Don’t mess with Dredd, or you’ll get bit!
Too Much In Too Little Time
From what I’ve read about the universe of Judge Dredd, it’s a pretty expansive place. There are mega-cities world wide. And where there aren’t cities, there is the Cursed Earth, an expansive desert wasteland filled with cannibals and other vagrants. The world of Dredd is pretty expansive, which is where you can run into problems.
In the 2012 remake, the story didn’t stray far from Mega-City One. But, in this film, we see Mega-City One, the Cursed Earth and the Aspen Penal Colony. It’s a typical case of too much in too little time. Just the fact that Mega-City One reaches from Boston to Washington D.C. leads one to see how many movies could be made about Mega-City One alone.
In the filmmaker’s effort to please the fans, he cut them short instead of building them up. The 1995 film looked cluttered and sometimes hard to follow, especially to those of us who are unfamiliar with the world of Dredd. Taking the story telling one small step at a time could be the best for a story like Judge Dredd.
Leave The Helmet On
Like I said before, I’m no Dredd expert. But, one thing I’ve learned from research was that fans love it when he keeps the helmet on (sounds sexy, huh). I know from past experiences, with films like V for Vendetta, it is better to keep a masked hero masked than to unmask him and disappoint the crowd. It leaves a lot up to the imagination, and it lets the crowd choose what kind of man lives below the mask.
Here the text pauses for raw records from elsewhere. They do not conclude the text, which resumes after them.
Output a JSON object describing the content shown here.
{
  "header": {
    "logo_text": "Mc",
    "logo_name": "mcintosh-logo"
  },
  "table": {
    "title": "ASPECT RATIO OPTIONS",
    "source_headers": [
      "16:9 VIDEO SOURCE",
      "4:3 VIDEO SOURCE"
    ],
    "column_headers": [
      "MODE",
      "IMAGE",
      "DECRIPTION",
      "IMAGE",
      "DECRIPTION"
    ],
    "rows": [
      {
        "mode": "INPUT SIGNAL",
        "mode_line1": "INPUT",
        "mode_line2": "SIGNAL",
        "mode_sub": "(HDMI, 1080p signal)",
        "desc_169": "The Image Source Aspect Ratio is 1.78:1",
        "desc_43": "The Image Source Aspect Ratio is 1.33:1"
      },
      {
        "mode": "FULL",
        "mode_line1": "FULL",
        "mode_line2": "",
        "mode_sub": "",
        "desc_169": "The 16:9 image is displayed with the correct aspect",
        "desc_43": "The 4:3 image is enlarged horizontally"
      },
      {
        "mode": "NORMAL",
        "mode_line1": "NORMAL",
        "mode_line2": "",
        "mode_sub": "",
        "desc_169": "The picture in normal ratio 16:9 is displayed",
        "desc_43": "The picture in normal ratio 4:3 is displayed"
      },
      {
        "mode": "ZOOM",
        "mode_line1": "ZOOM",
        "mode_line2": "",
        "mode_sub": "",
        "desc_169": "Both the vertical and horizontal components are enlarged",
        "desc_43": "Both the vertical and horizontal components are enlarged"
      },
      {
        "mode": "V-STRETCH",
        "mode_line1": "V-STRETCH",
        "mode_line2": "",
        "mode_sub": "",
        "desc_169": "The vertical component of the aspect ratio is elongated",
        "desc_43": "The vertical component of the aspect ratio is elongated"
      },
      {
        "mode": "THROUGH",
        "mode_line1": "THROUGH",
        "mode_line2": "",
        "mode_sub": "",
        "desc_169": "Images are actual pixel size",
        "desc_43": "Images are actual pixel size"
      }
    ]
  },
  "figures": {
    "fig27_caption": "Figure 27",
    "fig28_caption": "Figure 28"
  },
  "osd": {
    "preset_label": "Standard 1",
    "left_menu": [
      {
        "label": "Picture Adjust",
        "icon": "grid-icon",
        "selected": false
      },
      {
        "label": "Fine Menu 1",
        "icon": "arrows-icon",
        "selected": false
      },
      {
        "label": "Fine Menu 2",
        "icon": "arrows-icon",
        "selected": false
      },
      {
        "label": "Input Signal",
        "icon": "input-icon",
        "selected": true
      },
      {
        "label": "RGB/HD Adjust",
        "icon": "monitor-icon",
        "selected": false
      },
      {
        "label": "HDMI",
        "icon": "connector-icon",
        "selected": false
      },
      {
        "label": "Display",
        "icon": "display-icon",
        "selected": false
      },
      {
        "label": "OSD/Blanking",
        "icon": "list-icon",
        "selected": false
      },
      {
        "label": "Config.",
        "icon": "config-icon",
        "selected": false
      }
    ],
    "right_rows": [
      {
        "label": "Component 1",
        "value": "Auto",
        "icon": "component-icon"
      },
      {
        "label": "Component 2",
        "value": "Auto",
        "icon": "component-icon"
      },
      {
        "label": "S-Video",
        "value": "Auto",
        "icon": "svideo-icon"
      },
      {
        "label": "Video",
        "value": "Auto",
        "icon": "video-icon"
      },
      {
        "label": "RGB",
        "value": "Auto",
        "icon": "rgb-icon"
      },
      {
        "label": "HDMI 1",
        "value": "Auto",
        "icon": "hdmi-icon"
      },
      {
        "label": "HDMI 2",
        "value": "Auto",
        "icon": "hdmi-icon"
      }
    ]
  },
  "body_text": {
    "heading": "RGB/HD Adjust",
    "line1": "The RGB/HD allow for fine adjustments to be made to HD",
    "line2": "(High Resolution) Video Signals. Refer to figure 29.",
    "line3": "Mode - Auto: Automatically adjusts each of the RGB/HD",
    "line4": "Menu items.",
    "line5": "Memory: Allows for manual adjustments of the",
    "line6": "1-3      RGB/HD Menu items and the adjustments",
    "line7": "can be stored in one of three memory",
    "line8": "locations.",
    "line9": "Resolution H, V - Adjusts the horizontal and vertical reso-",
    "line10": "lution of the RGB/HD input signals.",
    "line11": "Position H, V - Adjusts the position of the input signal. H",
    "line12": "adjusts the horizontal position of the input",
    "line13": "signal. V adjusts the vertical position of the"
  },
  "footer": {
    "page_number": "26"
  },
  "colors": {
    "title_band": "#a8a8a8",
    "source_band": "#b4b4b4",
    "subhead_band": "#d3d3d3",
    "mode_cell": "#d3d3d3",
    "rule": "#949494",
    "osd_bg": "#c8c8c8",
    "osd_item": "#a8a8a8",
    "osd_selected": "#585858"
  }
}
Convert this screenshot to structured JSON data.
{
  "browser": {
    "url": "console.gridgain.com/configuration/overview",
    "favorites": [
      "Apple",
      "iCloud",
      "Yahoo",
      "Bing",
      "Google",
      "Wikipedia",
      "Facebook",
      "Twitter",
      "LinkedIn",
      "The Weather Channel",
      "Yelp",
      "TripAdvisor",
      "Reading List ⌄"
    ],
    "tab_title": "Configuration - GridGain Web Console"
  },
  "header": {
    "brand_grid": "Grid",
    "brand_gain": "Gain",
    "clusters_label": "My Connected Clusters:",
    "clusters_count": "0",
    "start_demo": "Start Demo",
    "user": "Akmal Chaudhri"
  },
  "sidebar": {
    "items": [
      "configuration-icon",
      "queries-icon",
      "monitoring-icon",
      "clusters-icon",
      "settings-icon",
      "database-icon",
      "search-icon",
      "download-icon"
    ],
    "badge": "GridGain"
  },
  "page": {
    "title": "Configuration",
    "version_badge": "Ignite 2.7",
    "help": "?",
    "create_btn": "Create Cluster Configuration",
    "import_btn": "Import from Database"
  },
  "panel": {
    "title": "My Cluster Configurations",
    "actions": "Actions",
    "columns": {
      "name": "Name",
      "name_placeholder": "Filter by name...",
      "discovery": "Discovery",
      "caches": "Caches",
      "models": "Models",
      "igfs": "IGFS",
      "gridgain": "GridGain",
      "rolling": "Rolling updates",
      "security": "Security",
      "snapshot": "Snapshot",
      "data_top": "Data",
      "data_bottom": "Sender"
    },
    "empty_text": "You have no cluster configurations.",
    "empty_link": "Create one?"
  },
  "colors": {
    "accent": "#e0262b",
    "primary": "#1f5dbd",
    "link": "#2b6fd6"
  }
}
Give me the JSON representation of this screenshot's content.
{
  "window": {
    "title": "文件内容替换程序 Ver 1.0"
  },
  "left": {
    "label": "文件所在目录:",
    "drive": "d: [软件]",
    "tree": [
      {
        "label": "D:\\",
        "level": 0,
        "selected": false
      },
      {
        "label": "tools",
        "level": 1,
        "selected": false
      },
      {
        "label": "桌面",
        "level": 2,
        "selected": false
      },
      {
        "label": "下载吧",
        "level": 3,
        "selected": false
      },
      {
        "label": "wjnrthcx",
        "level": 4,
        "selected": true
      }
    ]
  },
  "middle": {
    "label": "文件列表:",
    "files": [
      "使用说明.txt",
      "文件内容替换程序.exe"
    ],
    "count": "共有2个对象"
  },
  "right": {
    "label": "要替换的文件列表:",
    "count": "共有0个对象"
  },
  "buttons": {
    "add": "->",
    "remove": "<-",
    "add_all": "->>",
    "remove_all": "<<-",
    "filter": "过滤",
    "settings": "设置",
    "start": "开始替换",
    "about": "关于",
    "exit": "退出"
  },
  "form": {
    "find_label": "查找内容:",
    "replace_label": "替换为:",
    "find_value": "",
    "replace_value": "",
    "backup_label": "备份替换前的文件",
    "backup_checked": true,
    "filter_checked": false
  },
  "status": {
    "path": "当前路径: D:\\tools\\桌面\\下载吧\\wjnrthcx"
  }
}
For good or bad or ugly.
But, nope, the creative team on Judge Dredd didn’t think so. They decided that not only would they show you Judge Dredd’s face within the first 20 minutes of the film, but that his face should be none other than the face of Sylvester Stallone with fake blue eyes. Not only that, but Dredd will get really mushy and gushy, touchy and feely when the helmet is removed. That shit doesn’t fly, especially when you’re the man carrying a gun (the Lawgiver) with six different ammo settings.
I’m sure he has a round that can penetrate emotions, too.
We get it, Judge Dredd is a complex character, especially when you dig into the meat of him. But, why go so balls deep into his emotions in one movie? I imagine that Dredd is pretty tough to crack, and I don’t see some hotshot female Judge breaking him so easily. His first and only love is the law. That’s what gets him off, and that’s all that he cares about.
From too much Rob Schneider to not enough helmet and to too much landscape in such a small film, Judge Dredd had quite a few things wrong with it. Oh, there was more, trust me. So much so that it took away from the film as a whole, and it made for a bad piece of cinema. But, even though this film was bad, one thing is still clear:
Judge Dredd is a badass.
He is a character that is just an ass kicking machine. No matter if the helmet is on or off, or if he catches a bad case of the feels, Dredd will mess your world up if he needs to. From what I can tell, there is no amount of Rob Schneider’s or Sylvester Stallone’s rambling that can take that away from him.
Despite the 1995 flop, I am starting to become a fan of Judge Dredd. And, I think you should give a look into him, too. Especially the new film, Dredd. Of that film, my judgment is fair, and my recommendation is that you get yourself some Dredd comics as soon as humanly possible. Did I make myself clear?